Catatan M Rizal Fadillah*
SALAM-ONLINE.COM: Diproses seriuskah Abu Janda setelah ber haha hehe minta maaf? Cukup sampai di sini hukum berbicara? Wah terlalu. Ini bukan negara minta maaf, apalagi minta wakaf.
Ini negara hukum yang menempatkan semua berkedudukan sama di depan hukum. Pejabat dengan rakyat kebanyakan itu sejajar, guru besar dengan badut juga sama. Kecuali gila yang tak bisa dipidana. Tetapi gila-gilaan harus menjadi alasan untuk memperberat hukuman.
Hari Senin katanya Abu Janda diperiksa Bareskrim. Berita yang muncul menyatakan tak jelas kapan datang, ujug-ujug sudah ada di dalam “sedang diperiksa”, katanya. Laporan perbuatan pidana atas dirinya adalah “rasis” dan “penistaan agama”, dua delik berat yang mesti dipertanggungjawabkan secara hukum. Abu Janda boleh pulang setelah dicecar 50 pertanyaan. Entah akan ada pemanggilan lanjutan atau tidak. Ditangkapkah?
Banyak pihak berkeyakinan AbuJanda akan kena batunya. Tetapi tidak sedikit juga yang skeptis pada keseriusan pemeriksaan. Seorang jurnalis senior meragukan Polisi akan menahan Abu Janda. “Anda pasti sedang mimpi atau berkhayal,” sergahnya. Tentu merujuk pada beberapa laporan terdahulu yang telah menguap begitu saja.
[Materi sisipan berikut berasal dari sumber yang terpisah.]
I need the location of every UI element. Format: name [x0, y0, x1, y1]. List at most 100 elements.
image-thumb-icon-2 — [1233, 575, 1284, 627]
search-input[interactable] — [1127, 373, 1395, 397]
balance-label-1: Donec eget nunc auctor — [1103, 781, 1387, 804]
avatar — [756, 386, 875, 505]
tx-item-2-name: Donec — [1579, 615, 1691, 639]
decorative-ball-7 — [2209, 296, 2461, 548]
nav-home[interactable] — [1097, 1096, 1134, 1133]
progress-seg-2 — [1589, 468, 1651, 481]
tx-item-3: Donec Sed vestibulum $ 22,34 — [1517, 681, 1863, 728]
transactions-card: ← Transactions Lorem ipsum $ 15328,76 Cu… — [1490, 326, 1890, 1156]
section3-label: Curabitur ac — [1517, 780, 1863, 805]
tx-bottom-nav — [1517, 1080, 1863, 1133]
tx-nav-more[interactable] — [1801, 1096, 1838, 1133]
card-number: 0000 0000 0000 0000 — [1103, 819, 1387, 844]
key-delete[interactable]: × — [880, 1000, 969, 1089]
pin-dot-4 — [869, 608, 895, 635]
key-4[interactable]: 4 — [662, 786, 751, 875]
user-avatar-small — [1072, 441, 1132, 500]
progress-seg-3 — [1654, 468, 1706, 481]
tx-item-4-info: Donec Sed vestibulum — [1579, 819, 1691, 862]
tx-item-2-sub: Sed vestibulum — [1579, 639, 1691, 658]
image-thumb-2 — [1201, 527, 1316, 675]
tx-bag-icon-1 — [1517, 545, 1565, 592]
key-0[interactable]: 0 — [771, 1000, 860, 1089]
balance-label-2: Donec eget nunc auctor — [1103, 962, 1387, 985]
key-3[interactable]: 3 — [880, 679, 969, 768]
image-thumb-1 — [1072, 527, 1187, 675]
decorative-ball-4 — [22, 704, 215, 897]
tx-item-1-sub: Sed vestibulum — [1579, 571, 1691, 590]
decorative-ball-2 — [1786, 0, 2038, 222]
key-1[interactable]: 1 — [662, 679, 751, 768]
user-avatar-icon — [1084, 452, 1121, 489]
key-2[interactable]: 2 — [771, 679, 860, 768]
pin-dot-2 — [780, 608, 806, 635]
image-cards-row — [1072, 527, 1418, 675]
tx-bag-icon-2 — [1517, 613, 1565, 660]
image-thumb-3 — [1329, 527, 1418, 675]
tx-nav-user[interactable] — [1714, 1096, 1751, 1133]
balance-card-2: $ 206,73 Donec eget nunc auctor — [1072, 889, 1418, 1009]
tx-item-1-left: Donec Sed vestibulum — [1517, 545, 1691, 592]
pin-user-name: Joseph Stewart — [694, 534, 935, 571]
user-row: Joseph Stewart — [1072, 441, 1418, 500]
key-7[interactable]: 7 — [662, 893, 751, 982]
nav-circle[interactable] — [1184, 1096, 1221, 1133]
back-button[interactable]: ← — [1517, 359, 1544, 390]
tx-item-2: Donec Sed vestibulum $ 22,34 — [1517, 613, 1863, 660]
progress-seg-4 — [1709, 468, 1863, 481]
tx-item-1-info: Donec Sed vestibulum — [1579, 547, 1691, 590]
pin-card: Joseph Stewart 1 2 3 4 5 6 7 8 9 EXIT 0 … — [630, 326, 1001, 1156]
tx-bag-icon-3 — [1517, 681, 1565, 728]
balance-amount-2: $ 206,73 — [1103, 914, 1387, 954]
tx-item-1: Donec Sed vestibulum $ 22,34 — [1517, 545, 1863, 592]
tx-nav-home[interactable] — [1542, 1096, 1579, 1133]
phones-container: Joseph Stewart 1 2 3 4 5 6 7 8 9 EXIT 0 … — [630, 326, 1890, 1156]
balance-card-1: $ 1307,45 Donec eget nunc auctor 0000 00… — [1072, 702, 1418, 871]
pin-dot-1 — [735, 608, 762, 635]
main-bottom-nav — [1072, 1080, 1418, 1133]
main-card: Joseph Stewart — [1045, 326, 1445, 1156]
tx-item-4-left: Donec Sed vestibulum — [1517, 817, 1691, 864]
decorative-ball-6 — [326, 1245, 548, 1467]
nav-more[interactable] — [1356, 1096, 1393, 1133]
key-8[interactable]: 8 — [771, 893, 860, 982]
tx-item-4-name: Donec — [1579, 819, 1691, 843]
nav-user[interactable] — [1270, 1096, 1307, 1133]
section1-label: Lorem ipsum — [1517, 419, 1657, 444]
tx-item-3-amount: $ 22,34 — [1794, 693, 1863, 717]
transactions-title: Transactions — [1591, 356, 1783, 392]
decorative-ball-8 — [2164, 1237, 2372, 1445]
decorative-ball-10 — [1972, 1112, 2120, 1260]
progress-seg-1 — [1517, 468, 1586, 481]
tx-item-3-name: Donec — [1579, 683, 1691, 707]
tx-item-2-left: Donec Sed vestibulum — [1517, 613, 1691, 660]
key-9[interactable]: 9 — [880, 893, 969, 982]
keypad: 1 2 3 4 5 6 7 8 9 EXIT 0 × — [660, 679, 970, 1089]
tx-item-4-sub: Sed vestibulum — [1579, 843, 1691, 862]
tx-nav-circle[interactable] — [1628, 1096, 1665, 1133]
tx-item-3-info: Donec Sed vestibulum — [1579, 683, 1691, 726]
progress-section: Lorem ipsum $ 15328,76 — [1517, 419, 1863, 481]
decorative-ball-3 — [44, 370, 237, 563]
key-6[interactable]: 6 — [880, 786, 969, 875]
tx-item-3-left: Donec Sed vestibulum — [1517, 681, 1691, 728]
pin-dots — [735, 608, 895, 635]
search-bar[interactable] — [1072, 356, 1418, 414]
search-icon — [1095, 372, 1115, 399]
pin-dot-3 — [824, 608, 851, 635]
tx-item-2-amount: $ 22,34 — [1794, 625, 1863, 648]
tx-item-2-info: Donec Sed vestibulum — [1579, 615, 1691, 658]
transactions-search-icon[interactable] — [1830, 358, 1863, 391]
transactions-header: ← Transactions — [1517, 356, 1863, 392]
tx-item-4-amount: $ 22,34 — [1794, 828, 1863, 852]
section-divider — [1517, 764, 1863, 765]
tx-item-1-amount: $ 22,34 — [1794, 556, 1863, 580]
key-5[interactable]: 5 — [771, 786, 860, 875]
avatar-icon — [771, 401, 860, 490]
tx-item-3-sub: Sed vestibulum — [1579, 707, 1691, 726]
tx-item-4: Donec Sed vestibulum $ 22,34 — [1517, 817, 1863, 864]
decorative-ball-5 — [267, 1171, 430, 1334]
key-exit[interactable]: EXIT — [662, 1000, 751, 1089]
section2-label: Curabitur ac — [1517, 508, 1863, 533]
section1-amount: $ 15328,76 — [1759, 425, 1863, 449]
Dari sudut mana pun mengaitkan Natalius Pigai dengan “evolusi” adalah penghinaan dan rasis. Soal penghinaan dapat dimasukkan klacht delict (delik aduan), tetapi soal rasisme tentu tidak. Demikian juga dengan “Islam arogan”, mudah untuk dikualifikasikan sebagai penodaan agama. Ahok saja soal tafsir ayat dikenakan hukuman.
Jika terbukti dan terpenuhi rumusan delik serta dukungan publik kuat atas perilaku kriminal Abu Janda, lalu tidak diproses sebagaimana mestinya, sementara Abu Janda adalah bagian dari Istana atau “influencer bayaran”, kemudian istana membiarkan, maka istana tidak bisa dilepaskan dari tanggung jawab politiknya. Proteksi otoritatif yang layak ikut menanggung dosa.
UU No 40 tahun 2008 tentang Penghapusan Diskriminasi Ras dan Etnis khususnya pada Pasal 7 mengingatkan bahwa Pemerintah wajib memberi perlindungan efektif kepada warga negara yang mengalami tindakan diskriminasi ras dan etnis dengan penegakan hukum melalui proses peradilan.
Kepolisian itu di bawah Presiden. Presiden memiliki kewenangan memantau dan memerintahkan. Jika tugas yang di bawah kewenangan itu bekerja lambat atau menyimpang, dapat dan harus ditegur. Tak bisa dengan enteng berkilah, “Bukan urusan saya.” Ada tanggung jawab moral, politik dan hukum sebagai konsekuensi dari statusnya sebagai Kepala Pemerintahan.
Tanggung jawab ini berkaitan dengan sikap pembiaran negara “by omission”, yakni negara yang tidak melakukan sesuatu tindakan lebih lanjut untuk melaksanakan apa yang menjadi kewajiban hukumnya. Rasisme seorang Abu Janda atas Natalius Pigai tidak bisa dibiarkan oleh negara. Pemerintah harus memproteksi. Pembiaran menjadi kejahatan yang berkualifikasi sama bagi pemegang otoritas.
Abu Janda yang tidak diproses tuntas dalam kasus rasisme akan membawa konsekuensi kepada predikat bahwa Presiden sebagai Kepala Pemerintahan adalah seorang rasis.